Asset Managers Need Written AI Policies Now, Not Later
Investment advisers are facing a shift from optional to required governance around artificial intelligence. Regulators, investors, and due diligence teams are now flagging the absence of formal AI policies as a compliance gap-sometimes in questionnaires, sometimes in formal reviews.
For registered investment advisers (RIAs), SEC Rule 206(4)-7 mandates written compliance policies that address emerging risks, including AI. Exempt Reporting Advisers (ERAs) face no such requirement, but the SEC expects all compliance programs to evolve with business practices and be "reasonably designed" to address the tools firms actually use.
The regulatory environment is tightening. The U.S. Government Accountability Office states that "AI is now deeply embedded in financial services operations, and regulators expect firms to maintain robust oversight structures to address data privacy, model risk, and information security." The SEC has made "AI washing"-exaggerating or misrepresenting AI capabilities-an enforcement priority.

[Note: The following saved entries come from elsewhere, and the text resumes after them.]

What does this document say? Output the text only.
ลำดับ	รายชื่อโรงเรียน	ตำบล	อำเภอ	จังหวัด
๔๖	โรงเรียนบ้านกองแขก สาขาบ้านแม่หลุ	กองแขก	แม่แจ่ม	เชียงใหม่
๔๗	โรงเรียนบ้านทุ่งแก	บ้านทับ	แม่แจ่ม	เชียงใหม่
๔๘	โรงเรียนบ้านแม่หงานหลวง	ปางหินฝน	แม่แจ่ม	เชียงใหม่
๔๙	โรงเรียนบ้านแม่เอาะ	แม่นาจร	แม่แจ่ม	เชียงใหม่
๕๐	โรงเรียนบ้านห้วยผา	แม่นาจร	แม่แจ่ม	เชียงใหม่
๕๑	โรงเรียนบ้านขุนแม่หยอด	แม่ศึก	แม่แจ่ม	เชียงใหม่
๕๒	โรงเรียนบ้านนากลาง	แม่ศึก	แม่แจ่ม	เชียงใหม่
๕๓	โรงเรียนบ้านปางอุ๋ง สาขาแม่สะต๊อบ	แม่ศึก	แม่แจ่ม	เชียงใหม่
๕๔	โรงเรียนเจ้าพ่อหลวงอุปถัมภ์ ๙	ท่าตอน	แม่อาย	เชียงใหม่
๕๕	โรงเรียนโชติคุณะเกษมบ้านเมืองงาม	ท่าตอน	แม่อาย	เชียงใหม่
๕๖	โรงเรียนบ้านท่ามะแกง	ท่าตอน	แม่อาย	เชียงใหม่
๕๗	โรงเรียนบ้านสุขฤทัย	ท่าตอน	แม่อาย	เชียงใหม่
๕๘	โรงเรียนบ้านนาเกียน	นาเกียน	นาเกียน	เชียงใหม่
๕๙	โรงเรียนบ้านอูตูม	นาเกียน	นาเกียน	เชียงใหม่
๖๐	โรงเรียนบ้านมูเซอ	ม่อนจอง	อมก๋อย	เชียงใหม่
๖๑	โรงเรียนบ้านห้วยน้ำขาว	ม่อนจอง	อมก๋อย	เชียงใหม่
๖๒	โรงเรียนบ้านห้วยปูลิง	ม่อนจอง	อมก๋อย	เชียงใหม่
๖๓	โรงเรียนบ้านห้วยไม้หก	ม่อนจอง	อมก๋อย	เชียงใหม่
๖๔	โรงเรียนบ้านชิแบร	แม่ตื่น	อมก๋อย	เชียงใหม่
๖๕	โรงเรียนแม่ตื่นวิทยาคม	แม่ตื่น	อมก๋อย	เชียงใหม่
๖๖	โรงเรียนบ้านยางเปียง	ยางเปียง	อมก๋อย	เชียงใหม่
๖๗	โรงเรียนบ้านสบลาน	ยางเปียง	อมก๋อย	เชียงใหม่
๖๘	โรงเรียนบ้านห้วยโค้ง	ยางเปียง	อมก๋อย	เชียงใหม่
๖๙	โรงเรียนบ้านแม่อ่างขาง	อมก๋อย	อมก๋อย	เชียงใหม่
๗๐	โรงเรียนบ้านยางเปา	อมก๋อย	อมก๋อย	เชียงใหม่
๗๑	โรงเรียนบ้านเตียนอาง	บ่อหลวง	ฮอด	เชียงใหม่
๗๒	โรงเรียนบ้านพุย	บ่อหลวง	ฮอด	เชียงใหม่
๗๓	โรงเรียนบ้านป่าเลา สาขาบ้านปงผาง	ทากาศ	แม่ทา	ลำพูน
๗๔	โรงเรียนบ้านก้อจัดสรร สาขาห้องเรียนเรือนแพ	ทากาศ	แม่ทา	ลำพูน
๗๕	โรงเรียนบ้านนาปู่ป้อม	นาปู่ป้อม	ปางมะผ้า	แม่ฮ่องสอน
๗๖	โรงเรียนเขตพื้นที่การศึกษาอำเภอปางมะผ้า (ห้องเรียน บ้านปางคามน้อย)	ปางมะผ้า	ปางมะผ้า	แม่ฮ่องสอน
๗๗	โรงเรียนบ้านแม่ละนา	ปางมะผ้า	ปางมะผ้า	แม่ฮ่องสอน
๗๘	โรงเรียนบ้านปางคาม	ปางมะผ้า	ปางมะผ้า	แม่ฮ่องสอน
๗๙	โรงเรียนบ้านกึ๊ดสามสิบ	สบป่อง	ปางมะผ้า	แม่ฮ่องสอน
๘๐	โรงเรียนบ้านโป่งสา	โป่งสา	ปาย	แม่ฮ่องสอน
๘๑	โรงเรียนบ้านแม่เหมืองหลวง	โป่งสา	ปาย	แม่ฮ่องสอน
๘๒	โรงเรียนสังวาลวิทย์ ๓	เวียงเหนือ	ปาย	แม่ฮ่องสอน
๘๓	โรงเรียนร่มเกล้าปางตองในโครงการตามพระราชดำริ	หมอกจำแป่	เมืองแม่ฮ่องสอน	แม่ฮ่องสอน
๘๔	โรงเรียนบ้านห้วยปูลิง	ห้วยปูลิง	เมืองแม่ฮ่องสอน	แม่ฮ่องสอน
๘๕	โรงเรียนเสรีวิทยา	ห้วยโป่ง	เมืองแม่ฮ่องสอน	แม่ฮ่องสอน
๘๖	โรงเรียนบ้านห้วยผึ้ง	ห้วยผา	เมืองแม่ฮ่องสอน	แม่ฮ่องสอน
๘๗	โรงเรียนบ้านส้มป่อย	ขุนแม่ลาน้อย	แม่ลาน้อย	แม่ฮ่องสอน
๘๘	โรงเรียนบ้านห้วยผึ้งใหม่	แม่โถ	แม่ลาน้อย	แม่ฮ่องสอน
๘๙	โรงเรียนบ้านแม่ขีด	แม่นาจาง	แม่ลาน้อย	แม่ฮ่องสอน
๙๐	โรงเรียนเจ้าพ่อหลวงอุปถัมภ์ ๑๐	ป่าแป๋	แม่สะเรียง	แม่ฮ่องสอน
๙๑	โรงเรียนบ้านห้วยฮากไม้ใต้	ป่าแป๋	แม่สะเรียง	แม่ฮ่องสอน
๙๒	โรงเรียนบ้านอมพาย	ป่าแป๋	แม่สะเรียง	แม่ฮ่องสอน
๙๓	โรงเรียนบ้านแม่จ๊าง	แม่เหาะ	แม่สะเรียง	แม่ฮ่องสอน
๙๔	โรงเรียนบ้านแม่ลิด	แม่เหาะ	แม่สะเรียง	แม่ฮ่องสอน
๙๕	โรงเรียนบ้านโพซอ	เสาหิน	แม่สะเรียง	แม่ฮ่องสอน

Why Generic Templates Don't Work
Many firms search for off-the-shelf AI policies. Most boil down to vague commitments about responsible use and transparency, with little guidance on actual implementation. A policy imported from another firm or drafted without understanding your specific AI environment creates operational risk rather than reducing it.
An effective policy must reflect how your firm actually uses AI today, not how you hope to use it in the future.
What Your Policy Should Address
Tool inventory and approval process. You cannot supervise what you don't know exists. Start by identifying every AI tool used across the firm-including those embedded in mainstream platforms like document editors, email systems, and productivity suites. Many AI tools are adopted informally. Your inventory must capture the full picture, not just officially approved tools. Document the approval process for new tools and update it regularly.
Permitted and prohibited uses. Define what AI tools employees can use, how they can use them, and what information or data cannot be entered into any AI system.
Human review requirements. Every AI-assisted output headed to a client, investor, or counterparty should undergo human review before release. Your policy should distinguish between a cursory read and a substantive review, and detail how errors are flagged and corrected.
Disclosure accuracy. The gap between how your firm actually uses AI and what you disclose about that use is the most pervasive compliance deficiency in the industry. The SEC Marketing Rule (Rule 206(4)-1) applies to AI-generated content in offering documents, pitch decks, social media posts, emails, and website copy. Designate a person-typically an attorney or compliance professional-to maintain accurate, up-to-date disclosures about your firm's AI use. The SEC has pursued enforcement actions against both private and public firms for misrepresenting their AI capabilities.
Vendor due diligence. Many advisers use AI without realizing it, through third-party SaaS tools. Before adopting a third-party AI tool, understand how the vendor handles data, what safeguards prevent misleading content, and what happens to your data if the vendor changes the underlying model or if you terminate the relationship.
Recordkeeping. Define which AI outputs qualify as records and how they are retained. For RIAs, this connects to Rule 204-2, which requires reliable recordkeeping and retrieval processes. ERAs should still document what is kept and how it can be produced during an audit or regulatory inquiry.
Training. Employees need specific guidance when the policy is adopted and whenever it is materially updated. Generic "use responsibly" language fails. Training should cover what data can or cannot be entered into tools, when AI output must be verified, and how to recognize red flags like hallucinations or fabricated citations.
Policy review. For RIAs, assess the policy during the annual compliance review required by Rule 206(4)-7. Given the pace of change in AI tools and capabilities, consider more frequent reviews that track new tools adopted, incidents or near-misses, control effectiveness, and regulatory developments.
How to Start
Take an inventory of how AI is actually being used across your firm. Compare that reality to what your policies currently say. Identify the gap.
From there, update your procedures to define approved tools, prohibited uses, human review expectations, disclosure controls, vendor due diligence, recordkeeping, and training requirements. Build a policy that reflects today's workflows.
Review it regularly and keep it aligned as tools, risks, and regulatory expectations change. For legal interpretation or potential exposure, consult qualified legal counsel to ensure your AI policies align with current regulations.
An AI policy cannot stand alone. It must be part of a broader AI governance program that addresses how your firm identifies, assesses, and manages AI-related risks across all operations.